We live in a world of uncertainty and imperfect information

I often like to play chess and minesweeper in my spare time (yes, don’t laugh).
Of these two games, I have always found minesweeper more difficult to understand, and the rules of play have always seemed very opaque.
However, the latter game is much more resembling of how situations often unfold in the real world. Here is why that is relevant to data science.
Compare that to chess, where in spite of one’s playing ability — all players have perfect information at all times.
One can always see every piece on the board, and neither opponent possesses any informational advantage over the other (expect the potential knowledge gained from experience playing the game).
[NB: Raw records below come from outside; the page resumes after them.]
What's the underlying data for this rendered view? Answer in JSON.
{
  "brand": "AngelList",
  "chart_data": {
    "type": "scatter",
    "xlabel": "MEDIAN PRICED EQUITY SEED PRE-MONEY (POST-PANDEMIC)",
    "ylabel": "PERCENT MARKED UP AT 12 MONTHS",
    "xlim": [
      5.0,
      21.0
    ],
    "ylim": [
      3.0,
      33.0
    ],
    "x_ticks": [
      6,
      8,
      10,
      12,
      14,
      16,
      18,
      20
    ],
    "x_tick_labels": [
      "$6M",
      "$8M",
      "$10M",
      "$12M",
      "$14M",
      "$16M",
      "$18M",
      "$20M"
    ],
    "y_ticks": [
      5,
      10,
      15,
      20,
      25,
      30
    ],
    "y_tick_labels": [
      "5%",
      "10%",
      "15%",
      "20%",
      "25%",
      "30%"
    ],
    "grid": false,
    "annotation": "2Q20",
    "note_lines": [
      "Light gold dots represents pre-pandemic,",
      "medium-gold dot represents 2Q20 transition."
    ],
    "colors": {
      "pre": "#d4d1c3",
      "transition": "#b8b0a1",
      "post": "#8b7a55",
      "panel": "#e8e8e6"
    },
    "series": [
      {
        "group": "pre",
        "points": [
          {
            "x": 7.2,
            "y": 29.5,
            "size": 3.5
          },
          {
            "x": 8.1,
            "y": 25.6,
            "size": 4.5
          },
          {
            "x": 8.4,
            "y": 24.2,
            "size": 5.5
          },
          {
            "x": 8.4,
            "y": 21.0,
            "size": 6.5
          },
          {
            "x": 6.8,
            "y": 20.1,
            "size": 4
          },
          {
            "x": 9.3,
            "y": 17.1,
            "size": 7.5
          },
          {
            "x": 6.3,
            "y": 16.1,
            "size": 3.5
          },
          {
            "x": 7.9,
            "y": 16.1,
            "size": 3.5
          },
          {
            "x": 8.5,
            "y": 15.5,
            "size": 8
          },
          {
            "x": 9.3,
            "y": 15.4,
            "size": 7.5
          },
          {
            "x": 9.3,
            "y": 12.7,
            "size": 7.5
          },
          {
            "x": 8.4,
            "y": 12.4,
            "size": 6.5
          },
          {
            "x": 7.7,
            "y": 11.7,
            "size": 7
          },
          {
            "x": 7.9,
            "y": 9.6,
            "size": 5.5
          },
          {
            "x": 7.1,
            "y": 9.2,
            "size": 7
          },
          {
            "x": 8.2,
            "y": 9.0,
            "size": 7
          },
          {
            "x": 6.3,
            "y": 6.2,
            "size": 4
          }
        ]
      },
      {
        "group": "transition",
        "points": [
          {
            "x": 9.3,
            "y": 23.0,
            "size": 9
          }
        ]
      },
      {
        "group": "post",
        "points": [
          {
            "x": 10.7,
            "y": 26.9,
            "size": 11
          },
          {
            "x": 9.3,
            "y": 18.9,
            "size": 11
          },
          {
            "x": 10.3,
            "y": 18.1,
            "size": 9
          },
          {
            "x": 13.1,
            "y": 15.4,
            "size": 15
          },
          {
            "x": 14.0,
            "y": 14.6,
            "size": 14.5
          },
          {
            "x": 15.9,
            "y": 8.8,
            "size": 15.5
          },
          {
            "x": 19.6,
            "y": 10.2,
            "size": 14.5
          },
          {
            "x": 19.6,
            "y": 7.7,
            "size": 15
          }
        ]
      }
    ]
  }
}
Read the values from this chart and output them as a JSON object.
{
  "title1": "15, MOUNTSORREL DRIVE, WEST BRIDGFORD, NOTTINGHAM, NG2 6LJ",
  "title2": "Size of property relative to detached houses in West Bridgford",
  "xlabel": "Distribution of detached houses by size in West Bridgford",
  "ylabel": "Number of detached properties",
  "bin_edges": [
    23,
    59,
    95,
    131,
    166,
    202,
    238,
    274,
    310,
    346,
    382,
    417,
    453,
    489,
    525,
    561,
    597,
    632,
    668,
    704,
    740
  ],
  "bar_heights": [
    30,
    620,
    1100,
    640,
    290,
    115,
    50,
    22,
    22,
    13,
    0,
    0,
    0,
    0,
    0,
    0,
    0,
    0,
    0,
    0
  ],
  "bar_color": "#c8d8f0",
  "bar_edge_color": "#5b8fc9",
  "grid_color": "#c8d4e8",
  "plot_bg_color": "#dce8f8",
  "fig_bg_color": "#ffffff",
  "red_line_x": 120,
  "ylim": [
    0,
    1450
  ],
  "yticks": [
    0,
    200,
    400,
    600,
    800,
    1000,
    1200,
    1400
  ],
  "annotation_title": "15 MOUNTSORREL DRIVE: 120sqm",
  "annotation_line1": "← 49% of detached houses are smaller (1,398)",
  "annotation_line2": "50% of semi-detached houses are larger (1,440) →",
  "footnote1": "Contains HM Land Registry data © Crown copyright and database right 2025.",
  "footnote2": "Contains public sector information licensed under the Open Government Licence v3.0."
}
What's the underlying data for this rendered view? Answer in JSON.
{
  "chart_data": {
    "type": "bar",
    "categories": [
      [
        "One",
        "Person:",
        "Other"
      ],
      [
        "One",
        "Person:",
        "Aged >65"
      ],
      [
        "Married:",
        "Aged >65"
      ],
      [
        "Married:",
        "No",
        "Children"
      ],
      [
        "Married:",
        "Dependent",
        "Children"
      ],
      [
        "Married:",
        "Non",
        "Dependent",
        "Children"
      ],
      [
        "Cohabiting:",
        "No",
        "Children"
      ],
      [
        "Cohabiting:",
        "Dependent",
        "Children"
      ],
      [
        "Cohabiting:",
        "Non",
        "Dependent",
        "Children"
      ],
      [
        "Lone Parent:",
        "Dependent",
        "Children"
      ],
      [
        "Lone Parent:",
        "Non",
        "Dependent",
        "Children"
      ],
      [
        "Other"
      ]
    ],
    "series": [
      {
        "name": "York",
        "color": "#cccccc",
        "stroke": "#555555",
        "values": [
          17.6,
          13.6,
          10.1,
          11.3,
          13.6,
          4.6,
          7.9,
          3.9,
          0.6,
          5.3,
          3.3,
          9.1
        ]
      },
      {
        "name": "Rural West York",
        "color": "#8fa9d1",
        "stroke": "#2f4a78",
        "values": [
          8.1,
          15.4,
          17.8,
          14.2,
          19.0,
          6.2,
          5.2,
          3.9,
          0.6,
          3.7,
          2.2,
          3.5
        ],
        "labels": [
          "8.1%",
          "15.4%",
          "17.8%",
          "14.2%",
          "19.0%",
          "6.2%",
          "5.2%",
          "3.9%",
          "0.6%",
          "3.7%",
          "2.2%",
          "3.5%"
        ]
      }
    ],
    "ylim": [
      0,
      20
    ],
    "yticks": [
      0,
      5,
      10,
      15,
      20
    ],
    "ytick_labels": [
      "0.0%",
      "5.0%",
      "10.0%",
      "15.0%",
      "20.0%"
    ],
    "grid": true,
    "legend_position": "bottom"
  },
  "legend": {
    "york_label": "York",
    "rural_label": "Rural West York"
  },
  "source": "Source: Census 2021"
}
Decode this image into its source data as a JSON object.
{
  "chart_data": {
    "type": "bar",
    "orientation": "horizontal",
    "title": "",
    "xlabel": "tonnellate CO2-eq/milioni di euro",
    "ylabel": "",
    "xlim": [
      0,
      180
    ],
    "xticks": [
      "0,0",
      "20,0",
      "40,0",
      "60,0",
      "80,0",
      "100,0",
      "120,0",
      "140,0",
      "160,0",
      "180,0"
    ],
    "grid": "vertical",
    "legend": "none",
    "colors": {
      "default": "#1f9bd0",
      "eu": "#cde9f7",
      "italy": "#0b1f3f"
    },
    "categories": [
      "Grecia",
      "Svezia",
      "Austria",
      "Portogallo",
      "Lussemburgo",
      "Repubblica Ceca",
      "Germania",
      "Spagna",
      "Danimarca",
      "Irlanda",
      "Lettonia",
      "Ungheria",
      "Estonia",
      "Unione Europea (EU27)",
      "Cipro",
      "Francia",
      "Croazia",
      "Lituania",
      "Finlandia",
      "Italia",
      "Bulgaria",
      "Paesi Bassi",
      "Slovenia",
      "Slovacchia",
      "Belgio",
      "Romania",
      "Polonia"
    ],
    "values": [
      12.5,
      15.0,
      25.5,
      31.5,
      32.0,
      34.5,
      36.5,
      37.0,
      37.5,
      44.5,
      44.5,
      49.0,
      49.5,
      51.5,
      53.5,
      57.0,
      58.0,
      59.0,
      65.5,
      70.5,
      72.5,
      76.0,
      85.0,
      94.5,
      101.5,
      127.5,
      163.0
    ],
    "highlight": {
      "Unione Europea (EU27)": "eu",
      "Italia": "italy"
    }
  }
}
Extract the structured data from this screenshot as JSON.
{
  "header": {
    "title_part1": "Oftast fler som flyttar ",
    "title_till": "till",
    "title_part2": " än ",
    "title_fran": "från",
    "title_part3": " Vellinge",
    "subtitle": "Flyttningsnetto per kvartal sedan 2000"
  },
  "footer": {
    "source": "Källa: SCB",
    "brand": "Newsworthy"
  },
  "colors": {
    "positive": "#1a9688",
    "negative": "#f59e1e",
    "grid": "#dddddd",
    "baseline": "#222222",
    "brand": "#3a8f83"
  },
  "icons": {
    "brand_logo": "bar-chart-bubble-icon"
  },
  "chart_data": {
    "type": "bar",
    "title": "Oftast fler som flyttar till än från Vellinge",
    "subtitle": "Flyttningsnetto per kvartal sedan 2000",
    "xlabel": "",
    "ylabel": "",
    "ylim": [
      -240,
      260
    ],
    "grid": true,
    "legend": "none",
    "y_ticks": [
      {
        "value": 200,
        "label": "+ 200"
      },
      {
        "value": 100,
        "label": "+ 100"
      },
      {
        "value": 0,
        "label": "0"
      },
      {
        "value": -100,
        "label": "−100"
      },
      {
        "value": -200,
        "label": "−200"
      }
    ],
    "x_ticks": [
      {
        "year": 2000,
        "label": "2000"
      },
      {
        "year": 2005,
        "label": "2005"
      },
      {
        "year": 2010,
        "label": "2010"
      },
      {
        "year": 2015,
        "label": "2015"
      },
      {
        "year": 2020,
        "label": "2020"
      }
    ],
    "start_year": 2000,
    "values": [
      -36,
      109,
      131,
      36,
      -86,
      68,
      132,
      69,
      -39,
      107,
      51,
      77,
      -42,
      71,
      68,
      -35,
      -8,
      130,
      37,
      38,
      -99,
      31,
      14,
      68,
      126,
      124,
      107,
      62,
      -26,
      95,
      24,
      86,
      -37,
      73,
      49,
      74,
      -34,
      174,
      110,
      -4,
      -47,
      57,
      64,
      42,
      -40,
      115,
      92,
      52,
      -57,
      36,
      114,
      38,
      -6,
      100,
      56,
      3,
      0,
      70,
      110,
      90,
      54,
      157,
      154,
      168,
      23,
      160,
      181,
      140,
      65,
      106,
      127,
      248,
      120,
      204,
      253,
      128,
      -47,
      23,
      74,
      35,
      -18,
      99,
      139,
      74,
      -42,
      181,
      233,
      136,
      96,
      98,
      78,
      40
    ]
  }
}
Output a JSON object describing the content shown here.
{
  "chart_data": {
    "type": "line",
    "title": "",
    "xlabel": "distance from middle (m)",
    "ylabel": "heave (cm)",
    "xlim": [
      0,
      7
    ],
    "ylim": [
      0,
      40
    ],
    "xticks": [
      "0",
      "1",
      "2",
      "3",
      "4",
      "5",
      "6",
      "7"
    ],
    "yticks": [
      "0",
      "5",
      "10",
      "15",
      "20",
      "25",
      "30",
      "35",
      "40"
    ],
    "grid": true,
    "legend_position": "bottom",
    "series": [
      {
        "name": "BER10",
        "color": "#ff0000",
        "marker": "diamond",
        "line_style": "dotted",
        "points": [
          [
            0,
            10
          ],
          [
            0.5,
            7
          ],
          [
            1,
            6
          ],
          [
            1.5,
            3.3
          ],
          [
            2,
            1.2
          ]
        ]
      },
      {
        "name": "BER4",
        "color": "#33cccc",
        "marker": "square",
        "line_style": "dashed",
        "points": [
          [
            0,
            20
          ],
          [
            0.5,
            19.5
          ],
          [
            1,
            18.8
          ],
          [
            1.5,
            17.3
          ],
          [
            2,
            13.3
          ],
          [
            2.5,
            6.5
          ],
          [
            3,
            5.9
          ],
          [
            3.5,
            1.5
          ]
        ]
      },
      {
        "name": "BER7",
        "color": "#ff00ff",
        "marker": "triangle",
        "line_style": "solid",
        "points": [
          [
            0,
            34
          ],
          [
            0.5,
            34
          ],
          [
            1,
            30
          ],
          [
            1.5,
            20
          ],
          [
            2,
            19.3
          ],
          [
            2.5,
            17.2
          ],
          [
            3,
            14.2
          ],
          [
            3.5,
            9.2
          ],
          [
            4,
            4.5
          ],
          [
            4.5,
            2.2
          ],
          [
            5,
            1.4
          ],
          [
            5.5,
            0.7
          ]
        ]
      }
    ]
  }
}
For this reason, AI has been used extensively to train computers to win at chess. This proved successful all the way back in 1997, when an IBM supercomputer was trained to beat grandmaster Garry Kasparov.
It is easy to extrapolate from this example that AI models can be trained to potentially solve any given problem that is presented to us in this world. However, this is not the case — as one is always working in a world with imperfect information.
When one considers the game of minesweeper, imperfect information surrounds us at all times. Across the board, there are a series of mines in certain squares. Clicking on a mine means that the player loses the game automatically. When starting the game, there is no way of knowing which squares are suspect and which ones are not. One must simply click on a given square and hope for the best.
Assuming one continues through the game, certain squares will give an indication as to where a mine might be. For instance, a square with the number 1 would indicate that there is a square with a mine present around the set of squares around the original one. However, one has no way of knowing which square this is.
In this regard, minesweeper is a game that is much more reflective of real-world scenarios compared to a game such as chess.
No matter how much data is collected, one will never be able to collect 100% of the data that explains the variation in the outcome variable.
Even if this were possible, the parameters that explain such variation would invariably change in the future. In this regard, a model that worked very well yesterday may not work as well tomorrow.
So, when faced with imperfect information, every decision comes down to a probability. We cannot know for certain what will happen when deciding on a particular outcome, but we can assign a probability to this.
For instance, squares surrounding a number 1 are less risky than squares surrounding a number 3 — there are now three mines surrounding the latter square. It’s probably best to avoid clicking on those squares!
Interestingly, reinforcement learning has been used in the past in an attempt to train A.I. to win at minesweeper. An example by sdlee94 is available here.
While I am not overly familiar with the specifics of how the algorithm works, the author does note that any move that is classed as a guess is given a negative reward, as the objective is to train the computer to reveal the safe squares through logic and probability.
That said, according to the results, it still took over 60,000 games of training for the neural network to achieve a greater than 10% win rate.
When uncertainty is involved, even deep neural networks seem to be limited in their ability to make the correct predictions. Even if a negative outcome (in this case, landing on a square) has a low probability of occurrence — it will still happen given enough trials.
In this regard, I suspect that data science will gradually evolve to rely less on accuracy and more on probabilities.
For instance, the classic method of training a model involves the train-test split, whereby the model is first trained and validated using training data, and then the accuracy is gauged across a test set.
However, high validation and test scores only indicate that the model shows high prediction accuracy across those two datasets. Even if cross-validation is used — the model is still limited in being able to indicate how well it would work with new information.
For this reason, I foresee that more emphasis will be placed on simulation analysis. For instance, suppose one is trying to forecast revenues for a company over time. The time series in question has a set mean and standard deviation.
How about we produce 10,000 simulations of this time series while artificially increasing the standard deviation? How accurate will the prior model be under this scenario?
From this standpoint, one would have a much better idea of the situations under which a model could be expected to perform well, and the situations where it will not.
In fact, one could take this idea further and train several models across simulated data with different parameters. Depending on the potential scenarios that a business might face, different models can be configured on a probability basis to make forecasts across different environments.
Indeed, this is the very underpinning of Bayesian analysis, and an area I suspect is going to grow in popularity going forward.
Despite having access to more data than ever before, it is important to remember that the real world is uncertain, volatile, and imperfect.
When faced with imperfect information, the only thing we can do is use the little information that we do have to assign probabilities to different outcomes.
That is true not only in the game of minesweeper, but also across virtually every complex real-world scenario that we face.